At one point they surprised a wild pig. This ran away from them, and Rufus swerved to follow it. Saskia feared for a moment that this man might actually have no purpose in life other than killing pigs, and that he was, accordingly, seeking to run this one over. But he kept hitting the brakes at moments when the gas pedal
would have ended the pig’s life, and Saskia understood that he was following the pig. Using it as a guide through the wilderness. For as dense as these woods might appear when viewed through the windscreen of a lurching truck, in the eyes of a pig sprinting for its life it apparently seemed as open and as easily navigable as the Dutch inter-city rail network.
Anyway, it worked in the sense that they broke out of those woods a minute later at one end of the long straight earthen dam that she had spotted just before the crash. They could not see over it to the right, but obviously the lake must be on that side. Before them was an open grassy slope, unnaturally regular, angling down to a stream that (as she could see as more of the scene came into view) was fed by the spillway: a concrete and steel edifice, pierced by a row of gates, that was integrated into the grass-and-earth dam a couple of hundred meters distant. Saskia, or for that matter any Dutch person, could see at a glance how all this worked.

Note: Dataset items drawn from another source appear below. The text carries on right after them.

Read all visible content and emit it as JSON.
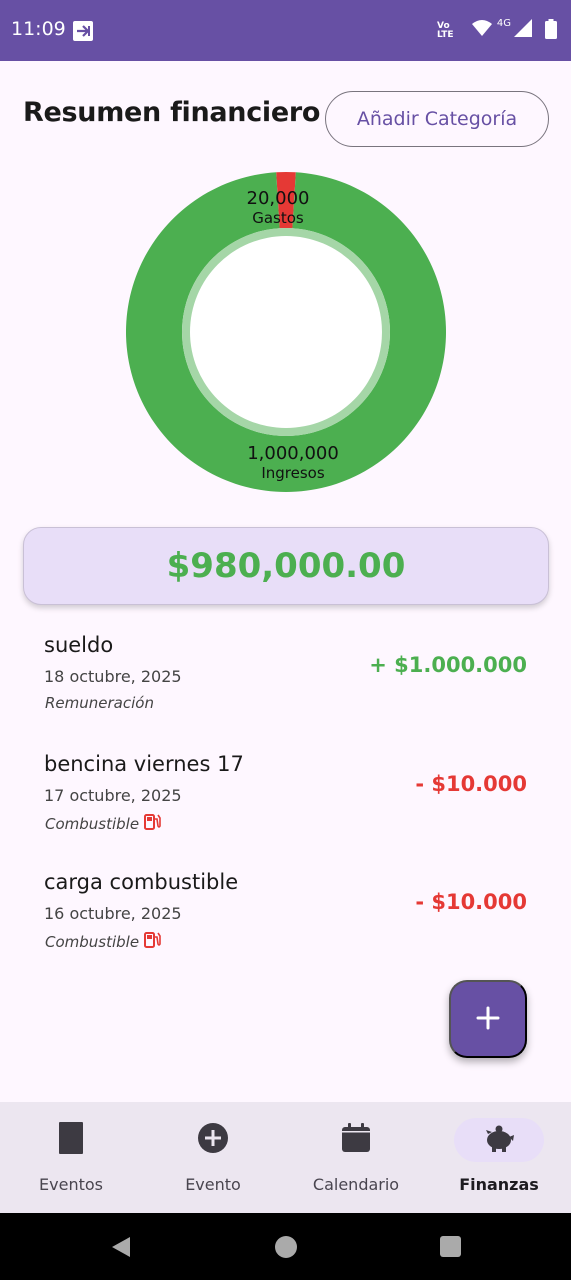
{
  "status_bar": {
    "time": "11:09",
    "volte": "Vo LTE",
    "network": "4G",
    "bg_color": "#6750a4"
  },
  "header": {
    "title": "Resumen financiero",
    "add_category_label": "Añadir Categoría"
  },
  "chart_data": {
    "type": "pie",
    "categories": [
      "Gastos",
      "Ingresos"
    ],
    "values": [
      20000,
      1000000
    ],
    "labels": [
      "20,000",
      "1,000,000"
    ],
    "colors": [
      "#e53935",
      "#4caf50"
    ]
  },
  "balance": {
    "value": "$980,000.00"
  },
  "transactions": [
    {
      "title": "sueldo",
      "date": "18 octubre, 2025",
      "category": "Remuneración",
      "amount": "+ $1.000.000",
      "type": "income",
      "icon": ""
    },
    {
      "title": "bencina viernes 17",
      "date": "17 octubre, 2025",
      "category": "Combustible",
      "amount": "- $10.000",
      "type": "expense",
      "icon": "fuel-pump-icon"
    },
    {
      "title": "carga combustible",
      "date": "16 octubre, 2025",
      "category": "Combustible",
      "amount": "- $10.000",
      "type": "expense",
      "icon": "fuel-pump-icon"
    }
  ],
  "fab": {
    "icon": "plus-icon"
  },
  "bottom_nav": {
    "items": [
      {
        "label": "Eventos",
        "icon": "book-icon",
        "active": false
      },
      {
        "label": "Evento",
        "icon": "add-circle-icon",
        "active": false
      },
      {
        "label": "Calendario",
        "icon": "calendar-icon",
        "active": false
      },
      {
        "label": "Finanzas",
        "icon": "piggy-bank-icon",
        "active": true
      }
    ]
  },
  "colors": {
    "accent": "#6750a4",
    "income": "#4caf50",
    "expense": "#e53935",
    "card_bg": "#e8def8"
  }
}
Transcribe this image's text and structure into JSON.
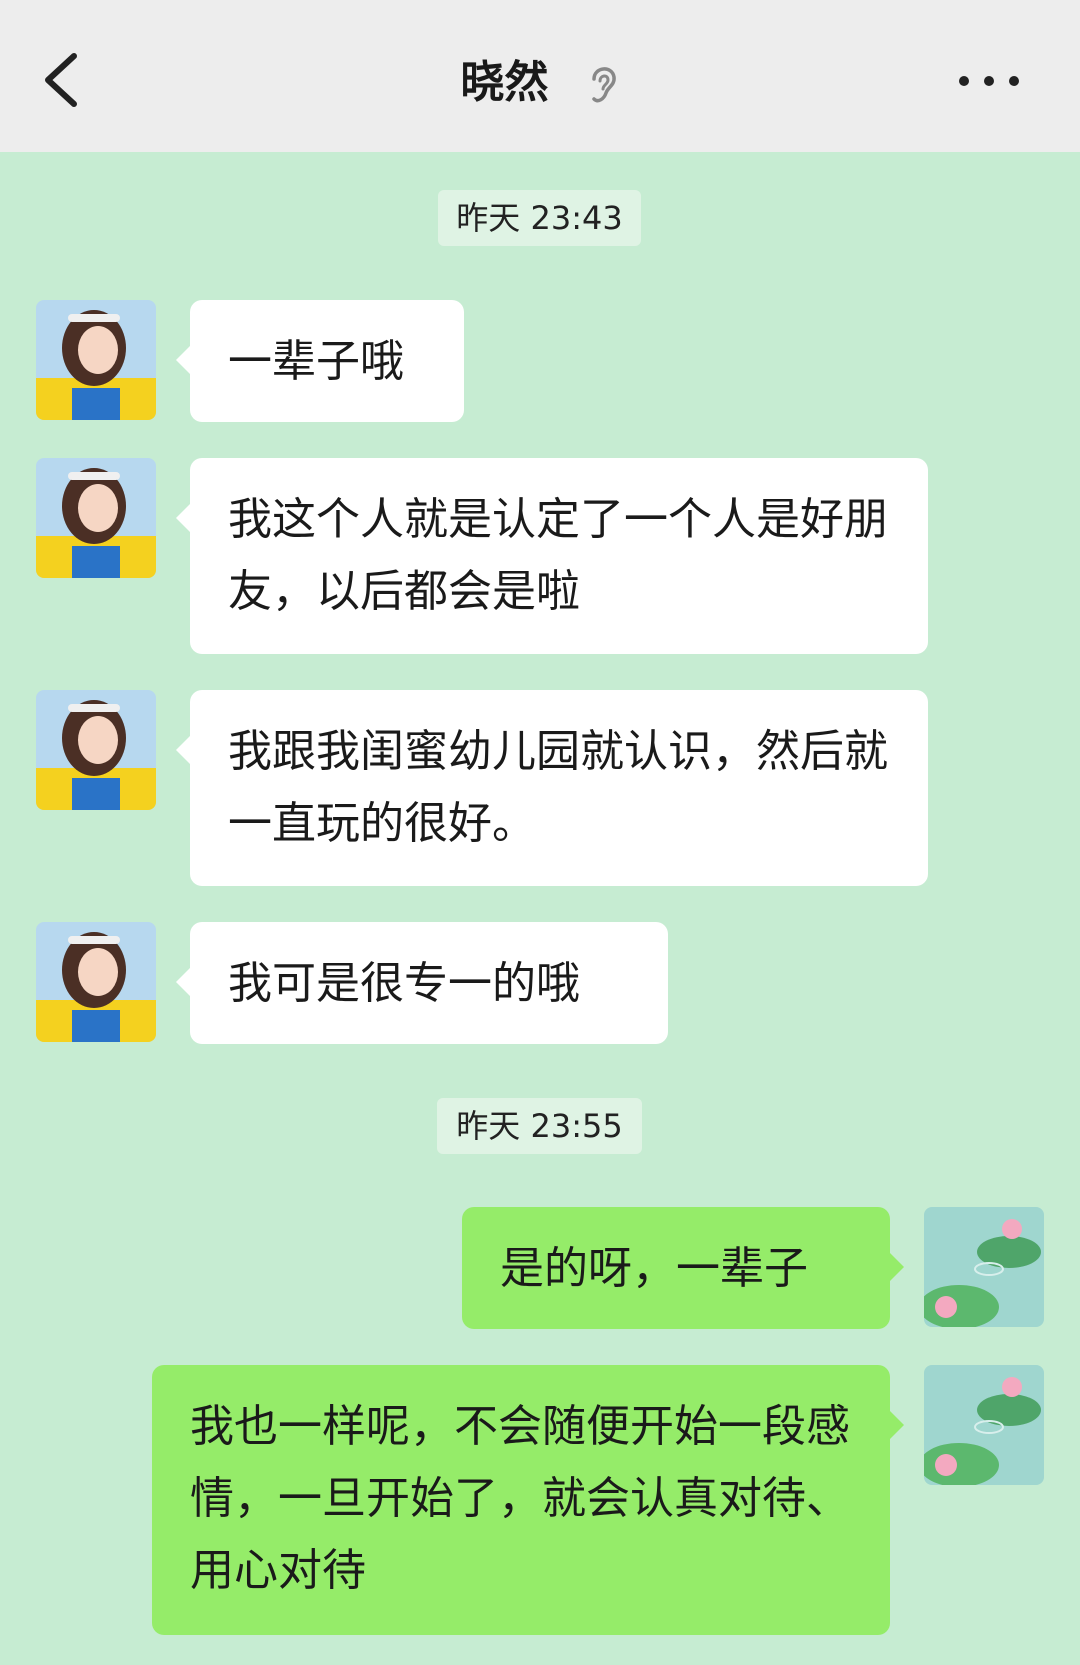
{
  "header": {
    "title": "晓然",
    "back_icon": "chevron-left-icon",
    "ear_icon": "ear-icon",
    "more_icon": "more-dots-icon"
  },
  "chat": {
    "timestamps": [
      "昨天 23:43",
      "昨天 23:55"
    ],
    "messages": [
      {
        "from": "contact",
        "text": "一辈子哦"
      },
      {
        "from": "contact",
        "text": "我这个人就是认定了一个人是好朋友，以后都会是啦"
      },
      {
        "from": "contact",
        "text": "我跟我闺蜜幼儿园就认识，然后就一直玩的很好。"
      },
      {
        "from": "contact",
        "text": "我可是很专一的哦"
      },
      {
        "from": "me",
        "text": "是的呀，一辈子"
      },
      {
        "from": "me",
        "text": "我也一样呢，不会随便开始一段感情，一旦开始了，就会认真对待、用心对待"
      }
    ]
  },
  "colors": {
    "header_bg": "#ededed",
    "chat_bg": "#c6ecd2",
    "incoming_bubble": "#ffffff",
    "outgoing_bubble": "#95ec69"
  }
}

It might have green stuff growing on it and birds—(Were those vultures!? Like in Westerns!?)—soaring above it, but that natural stuff was just a tegument, like paint on a house, allowed to cling to a structure that was in fact absolutely unnatural and engineered. Manholes and standing pipes erupted from little square islands of concrete: the visible bits of a huge buried infrastructure. Every surface that met her eye had been architected by some Texan engineer who was paid to do nothing, every day of his career, except think about what water did.